Bank of America affirme maintenant que ce pari devient trop étroit.

La prochaine phase de l'IA sera portée par « IA agentique », des systèmes capables de planifier, récupérer des données, appeler des outils et accomplir des tâches avec moins d'interventions humaines.

Cela rend les processeurs (CPU) plus importants, car ils coordonnent le travail autour du modèle.

BofA projette que le marché des CPU pour serveurs passera d'environ 43 milliards USD (env. 37,5 milliards €) en 2026 à 125 milliards USD (env. 109 milliards €) d'ici 2030, soit un taux de croissance annuel composé de 31%.

Le pari sur l'IA évolue

Ce basculement ne signifie pas que les GPU sont dépassés — entraîner des modèles plus volumineux nécessiterait de vastes grappes d'accélérateurs.

Mais l'IA agentique change ce qui se passe après l'entraînement de ces modèles.

Un chatbot répond à une requête. Un agent d'IA peut rechercher dans une base de données d'entreprise, extraire des dossiers clients, comparer des options, effectuer un calcul et déclencher un flux de travail.

Ce type de système a besoin de GPU pour les calculs intensifs, mais aussi de CPU pour gérer la mémoire, déplacer les données, orchestrer les outils et assurer l'exécution ordonnée de plusieurs étapes.

C'est pourquoi la recommandation de BofA est importante. L'équipe d'Arya a qualifié les CPU de « plan de contrôle de l'inférence IA », les charges de travail agentiques devenant « structurellement encore plus intensives en CPU ».

La société soutient aussi qu'il ne s'agit pas d'une rotation GPU contre CPU, mais d'une expansion du marché des centres de données lui-même.

L'analyste de BofA expose son argumentaire

Vivek Arya, l'analyste en semi‑conducteurs très suivi de BofA Securities, considère Nvidia et AMD comme les deux options les plus claires pour participer à la phase de l'IA axée sur les CPU.

Pour Nvidia, l'argument commence par sa capacité à vendre des systèmes complets, pas seulement des puces.

BofA a récemment relevé son cours cible pour Nvidia à 320 $ contre 300 $ et a maintenu une recommandation d'Achat, ce qui suggère un potentiel de hausse d'environ plus de 40% par rapport aux niveaux de cotation récents.

Le prochain catalyseur est Vera Rubin, la plateforme IA de nouvelle génération de Nvidia.

Nvidia indique que les produits basés sur Rubin seront disponibles auprès des partenaires au second semestre 2026, et que les principaux fournisseurs cloud devraient déployer des instances basées sur Vera Rubin.
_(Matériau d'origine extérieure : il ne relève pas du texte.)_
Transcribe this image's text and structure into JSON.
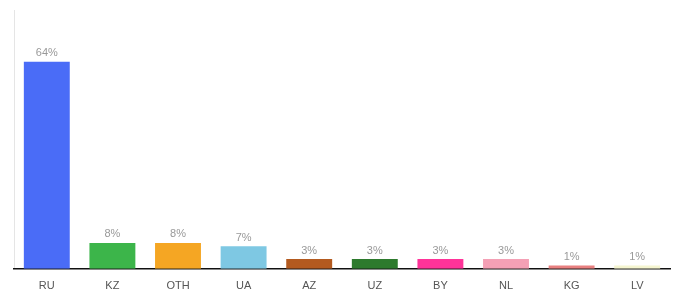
{
  "chart_data": {
    "type": "bar",
    "categories": [
      "RU",
      "KZ",
      "OTH",
      "UA",
      "AZ",
      "UZ",
      "BY",
      "NL",
      "KG",
      "LV"
    ],
    "values": [
      64,
      8,
      8,
      7,
      3,
      3,
      3,
      3,
      1,
      1
    ],
    "value_labels": [
      "64%",
      "8%",
      "8%",
      "7%",
      "3%",
      "3%",
      "3%",
      "3%",
      "1%",
      "1%"
    ],
    "colors": [
      "#4a6cf7",
      "#3cb54a",
      "#f5a623",
      "#7ec8e3",
      "#b35a1f",
      "#2d7a2d",
      "#ff3399",
      "#f4a0b5",
      "#e88080",
      "#f5f5d0"
    ],
    "ylim": [
      0,
      80
    ],
    "grid": false,
    "data_labels": true,
    "tick_labels": "x"
  }
}
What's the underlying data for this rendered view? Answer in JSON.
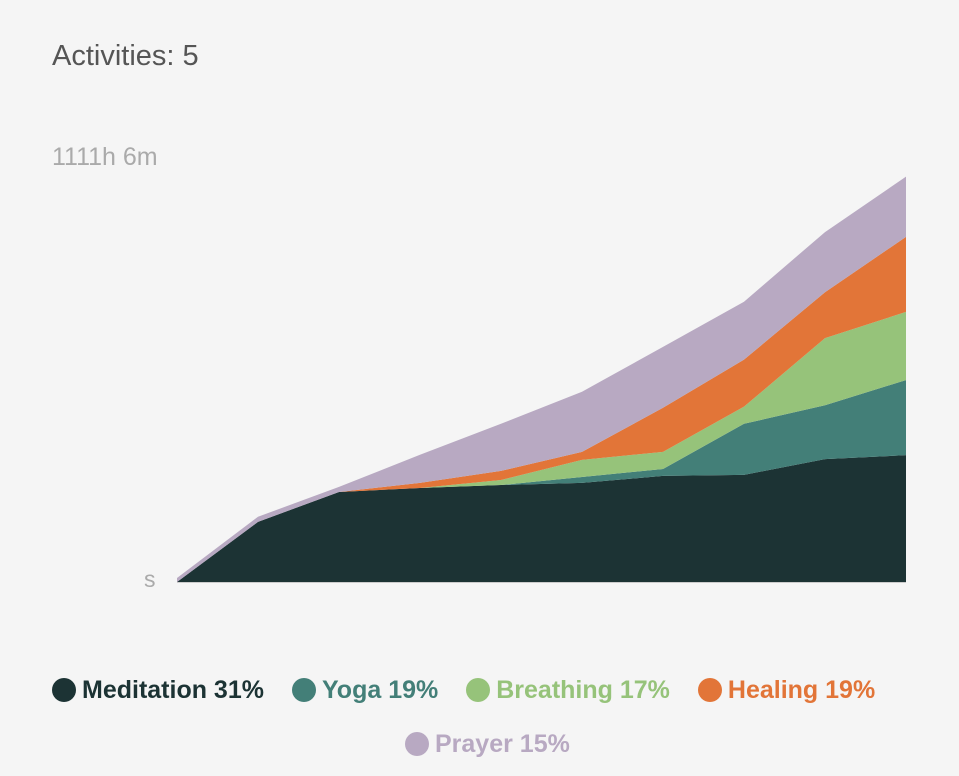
{
  "header": {
    "title": "Activities: 5"
  },
  "chart_data": {
    "type": "area",
    "stacked": true,
    "title": "Activities: 5",
    "y_max_label": "1111h 6m",
    "y_min_label": "s",
    "ylim": [
      0,
      1111.1
    ],
    "x": [
      0,
      1,
      2,
      3,
      4,
      5,
      6,
      7,
      8,
      9
    ],
    "series": [
      {
        "name": "Meditation",
        "percent": "31%",
        "color": "#1c3334",
        "values": [
          0,
          165,
          247,
          258,
          266,
          272,
          291,
          294,
          337,
          348
        ]
      },
      {
        "name": "Yoga",
        "percent": "19%",
        "color": "#437f78",
        "values": [
          0,
          0,
          0,
          0,
          0,
          16,
          19,
          140,
          148,
          206
        ]
      },
      {
        "name": "Breathing",
        "percent": "17%",
        "color": "#96c37a",
        "values": [
          0,
          0,
          0,
          0,
          14,
          47,
          47,
          47,
          184,
          187
        ]
      },
      {
        "name": "Healing",
        "percent": "19%",
        "color": "#e27538",
        "values": [
          0,
          0,
          0,
          14,
          25,
          22,
          121,
          129,
          126,
          206
        ]
      },
      {
        "name": "Prayer",
        "percent": "15%",
        "color": "#b8a9c2",
        "values": [
          11,
          14,
          14,
          77,
          129,
          165,
          167,
          159,
          165,
          165
        ]
      }
    ],
    "legend": {
      "placement": "bottom",
      "items": [
        "Meditation 31%",
        "Yoga 19%",
        "Breathing 17%",
        "Healing 19%",
        "Prayer 15%"
      ]
    }
  }
}
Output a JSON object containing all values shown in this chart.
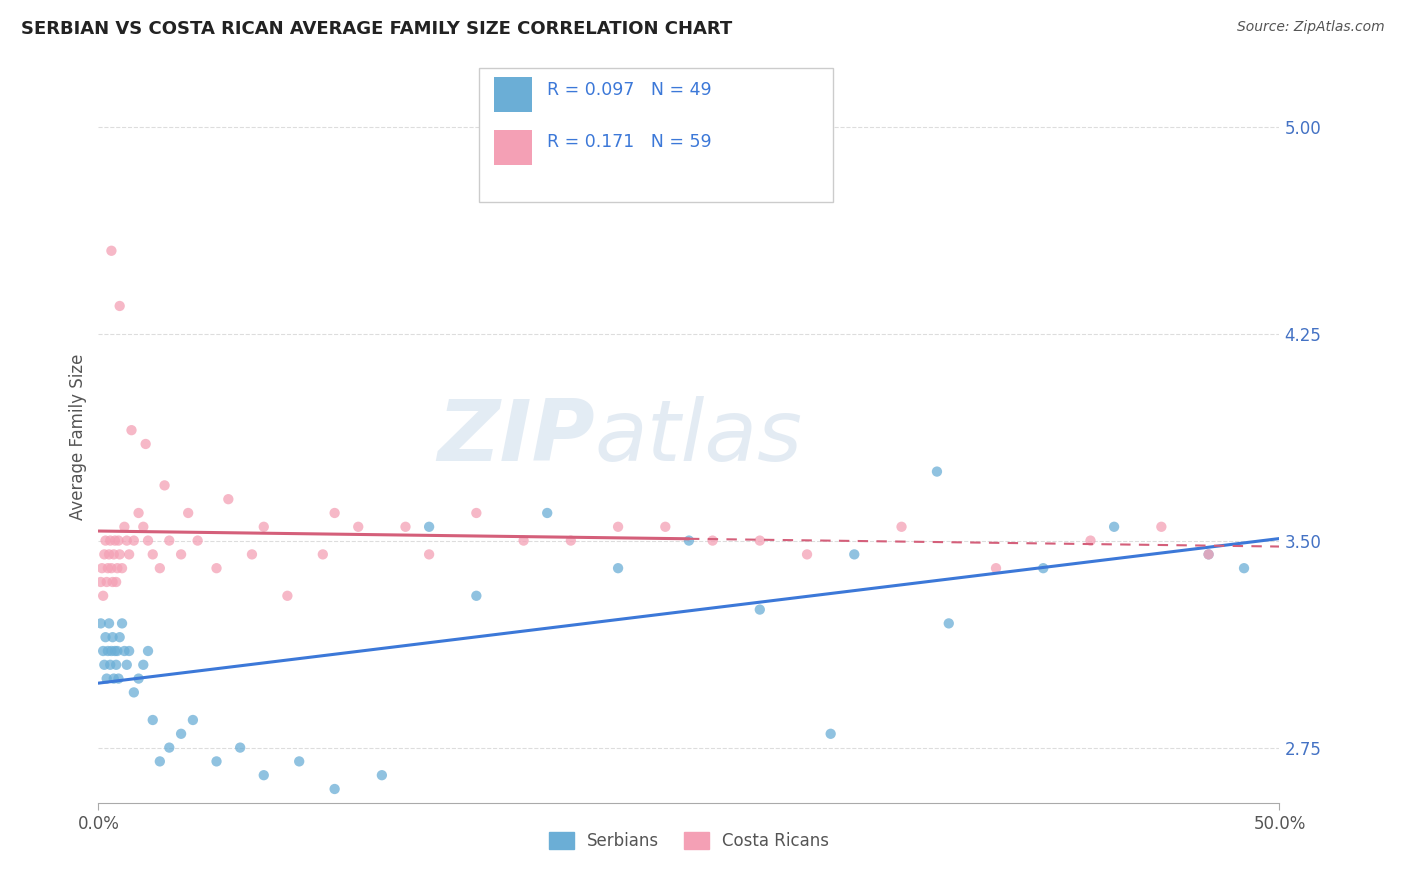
{
  "title": "SERBIAN VS COSTA RICAN AVERAGE FAMILY SIZE CORRELATION CHART",
  "source_text": "Source: ZipAtlas.com",
  "ylabel": "Average Family Size",
  "yticks": [
    2.75,
    3.5,
    4.25,
    5.0
  ],
  "xlim": [
    0.0,
    50.0
  ],
  "ylim": [
    2.55,
    5.2
  ],
  "serbian_color": "#6baed6",
  "serbian_line_color": "#3c78d8",
  "costarican_color": "#f4a0b5",
  "costarican_line_color": "#d45f7a",
  "serbian_R": 0.097,
  "serbian_N": 49,
  "costarican_R": 0.171,
  "costarican_N": 59,
  "watermark_zip": "ZIP",
  "watermark_atlas": "atlas",
  "legend_serbian_label": "Serbians",
  "legend_costarican_label": "Costa Ricans",
  "serbian_x": [
    0.1,
    0.2,
    0.25,
    0.3,
    0.35,
    0.4,
    0.45,
    0.5,
    0.55,
    0.6,
    0.65,
    0.7,
    0.75,
    0.8,
    0.85,
    0.9,
    1.0,
    1.1,
    1.2,
    1.3,
    1.5,
    1.7,
    1.9,
    2.1,
    2.3,
    2.6,
    3.0,
    3.5,
    4.0,
    5.0,
    6.0,
    7.0,
    8.5,
    10.0,
    12.0,
    14.0,
    16.0,
    19.0,
    22.0,
    25.0,
    28.0,
    32.0,
    36.0,
    40.0,
    43.0,
    47.0,
    48.5,
    31.0,
    35.5
  ],
  "serbian_y": [
    3.2,
    3.1,
    3.05,
    3.15,
    3.0,
    3.1,
    3.2,
    3.05,
    3.1,
    3.15,
    3.0,
    3.1,
    3.05,
    3.1,
    3.0,
    3.15,
    3.2,
    3.1,
    3.05,
    3.1,
    2.95,
    3.0,
    3.05,
    3.1,
    2.85,
    2.7,
    2.75,
    2.8,
    2.85,
    2.7,
    2.75,
    2.65,
    2.7,
    2.6,
    2.65,
    3.55,
    3.3,
    3.6,
    3.4,
    3.5,
    3.25,
    3.45,
    3.2,
    3.4,
    3.55,
    3.45,
    3.4,
    2.8,
    3.75
  ],
  "costarican_x": [
    0.1,
    0.15,
    0.2,
    0.25,
    0.3,
    0.35,
    0.4,
    0.45,
    0.5,
    0.55,
    0.6,
    0.65,
    0.7,
    0.75,
    0.8,
    0.85,
    0.9,
    1.0,
    1.1,
    1.2,
    1.3,
    1.5,
    1.7,
    1.9,
    2.1,
    2.3,
    2.6,
    3.0,
    3.5,
    4.2,
    5.0,
    6.5,
    8.0,
    9.5,
    11.0,
    14.0,
    18.0,
    22.0,
    26.0,
    30.0,
    34.0,
    38.0,
    42.0,
    45.0,
    47.0,
    0.55,
    0.9,
    1.4,
    2.0,
    2.8,
    3.8,
    5.5,
    7.0,
    10.0,
    13.0,
    16.0,
    20.0,
    24.0,
    28.0
  ],
  "costarican_y": [
    3.35,
    3.4,
    3.3,
    3.45,
    3.5,
    3.35,
    3.4,
    3.45,
    3.5,
    3.4,
    3.35,
    3.45,
    3.5,
    3.35,
    3.4,
    3.5,
    3.45,
    3.4,
    3.55,
    3.5,
    3.45,
    3.5,
    3.6,
    3.55,
    3.5,
    3.45,
    3.4,
    3.5,
    3.45,
    3.5,
    3.4,
    3.45,
    3.3,
    3.45,
    3.55,
    3.45,
    3.5,
    3.55,
    3.5,
    3.45,
    3.55,
    3.4,
    3.5,
    3.55,
    3.45,
    4.55,
    4.35,
    3.9,
    3.85,
    3.7,
    3.6,
    3.65,
    3.55,
    3.6,
    3.55,
    3.6,
    3.5,
    3.55,
    3.5
  ],
  "costarican_solid_x_end": 25.0,
  "grid_color": "#dddddd",
  "spine_color": "#aaaaaa"
}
La plateforme inclut le CPU Vera aux côtés des GPU Rubin, du réseautage et d'autres éléments d'infrastructure.

BofA a également souligné qu'un pod Vera Rubin complet pourrait tendre vers un ratio CPU/GPU proche de 1:1, signe de l'importance croissante des CPU dans l'infrastructure IA.
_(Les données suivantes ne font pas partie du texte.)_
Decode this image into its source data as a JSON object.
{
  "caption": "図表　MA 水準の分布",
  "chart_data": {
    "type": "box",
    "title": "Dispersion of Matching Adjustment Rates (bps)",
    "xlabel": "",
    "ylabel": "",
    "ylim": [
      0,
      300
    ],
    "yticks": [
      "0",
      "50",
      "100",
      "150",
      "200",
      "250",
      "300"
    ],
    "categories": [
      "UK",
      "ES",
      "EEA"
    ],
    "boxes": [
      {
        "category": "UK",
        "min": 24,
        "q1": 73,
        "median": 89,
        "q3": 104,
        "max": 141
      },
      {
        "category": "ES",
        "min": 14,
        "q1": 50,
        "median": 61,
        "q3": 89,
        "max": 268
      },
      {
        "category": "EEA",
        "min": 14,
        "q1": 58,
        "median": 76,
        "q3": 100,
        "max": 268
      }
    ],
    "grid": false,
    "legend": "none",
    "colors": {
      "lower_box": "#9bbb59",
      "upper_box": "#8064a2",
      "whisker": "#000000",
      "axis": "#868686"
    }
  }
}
Il existe des risques : BofA a noté que la marge brute de Nvidia pourrait se replier modestement avec le temps à mesure que les coûts de la mémoire HBM augmentent et que la concurrence s'intensifie, notamment avec la série MI450 d'AMD et les puces sur mesure conçues par les hyperscalers.
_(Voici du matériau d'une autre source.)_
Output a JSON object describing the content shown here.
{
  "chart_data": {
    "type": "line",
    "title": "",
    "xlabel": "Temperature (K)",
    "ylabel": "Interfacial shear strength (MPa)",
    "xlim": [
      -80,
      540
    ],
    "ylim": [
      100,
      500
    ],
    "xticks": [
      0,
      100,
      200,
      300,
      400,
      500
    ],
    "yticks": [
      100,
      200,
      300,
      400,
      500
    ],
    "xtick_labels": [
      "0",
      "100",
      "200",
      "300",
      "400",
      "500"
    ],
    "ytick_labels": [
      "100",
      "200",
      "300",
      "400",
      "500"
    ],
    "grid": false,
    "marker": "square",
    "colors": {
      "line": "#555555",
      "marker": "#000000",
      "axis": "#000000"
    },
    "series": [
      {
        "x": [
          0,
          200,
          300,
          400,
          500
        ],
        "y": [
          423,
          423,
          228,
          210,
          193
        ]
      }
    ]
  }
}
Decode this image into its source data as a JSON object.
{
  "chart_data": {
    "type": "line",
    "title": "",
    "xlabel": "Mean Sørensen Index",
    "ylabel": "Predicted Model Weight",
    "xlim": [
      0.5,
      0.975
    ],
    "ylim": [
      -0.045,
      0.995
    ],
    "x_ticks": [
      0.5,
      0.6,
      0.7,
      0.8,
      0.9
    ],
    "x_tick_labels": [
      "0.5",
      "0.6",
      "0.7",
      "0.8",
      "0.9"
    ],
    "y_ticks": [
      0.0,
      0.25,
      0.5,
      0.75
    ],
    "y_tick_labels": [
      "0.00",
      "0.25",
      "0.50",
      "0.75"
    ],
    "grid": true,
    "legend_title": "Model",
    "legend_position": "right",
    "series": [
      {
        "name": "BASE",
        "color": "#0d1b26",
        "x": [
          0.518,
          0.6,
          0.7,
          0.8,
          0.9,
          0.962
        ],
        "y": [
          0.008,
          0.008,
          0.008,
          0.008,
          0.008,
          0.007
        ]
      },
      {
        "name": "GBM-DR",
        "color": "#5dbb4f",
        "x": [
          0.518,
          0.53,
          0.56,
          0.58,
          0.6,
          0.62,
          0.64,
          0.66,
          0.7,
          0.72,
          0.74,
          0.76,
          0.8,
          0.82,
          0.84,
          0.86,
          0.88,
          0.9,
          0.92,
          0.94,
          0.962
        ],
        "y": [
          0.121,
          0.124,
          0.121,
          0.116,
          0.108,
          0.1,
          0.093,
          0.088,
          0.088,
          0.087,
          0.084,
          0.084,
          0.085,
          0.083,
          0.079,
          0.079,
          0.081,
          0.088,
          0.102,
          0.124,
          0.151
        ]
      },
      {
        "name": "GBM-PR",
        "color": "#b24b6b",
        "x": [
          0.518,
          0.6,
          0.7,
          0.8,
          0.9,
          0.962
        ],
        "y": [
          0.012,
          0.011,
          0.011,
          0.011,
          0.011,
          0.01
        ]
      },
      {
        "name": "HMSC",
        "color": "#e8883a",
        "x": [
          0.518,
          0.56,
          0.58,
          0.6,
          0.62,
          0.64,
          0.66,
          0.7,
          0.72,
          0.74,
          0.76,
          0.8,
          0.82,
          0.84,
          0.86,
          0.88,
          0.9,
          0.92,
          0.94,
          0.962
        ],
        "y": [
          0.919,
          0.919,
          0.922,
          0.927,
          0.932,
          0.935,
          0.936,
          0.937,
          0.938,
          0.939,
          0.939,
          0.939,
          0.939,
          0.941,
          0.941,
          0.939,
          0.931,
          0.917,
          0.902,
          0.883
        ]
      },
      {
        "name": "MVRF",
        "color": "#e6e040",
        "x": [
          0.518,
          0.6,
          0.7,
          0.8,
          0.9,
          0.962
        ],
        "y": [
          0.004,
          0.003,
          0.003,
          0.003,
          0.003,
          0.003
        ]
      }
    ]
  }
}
Pour AMD, l'attrait est plus direct : elle vend déjà de solides CPU pour serveurs et dispose d'une feuille de route GPU IA crédible.

Arya avait auparavant augmenté l'objectif de cours d'AMD à 450 $, le qualifiant de « meilleur choix dans le segment compute » et notant que sa part dans l'IA pourrait passer d'environ 6% en 2026 à un chiffre à deux chiffres d'ici 2030.

Une mise à jour ultérieure de BofA a de nouveau relevé l'objectif à 500 $ contre 450 $, invoquant la robustesse des CPU, les gains de parts dans l'IA et les dépenses d'infrastructure.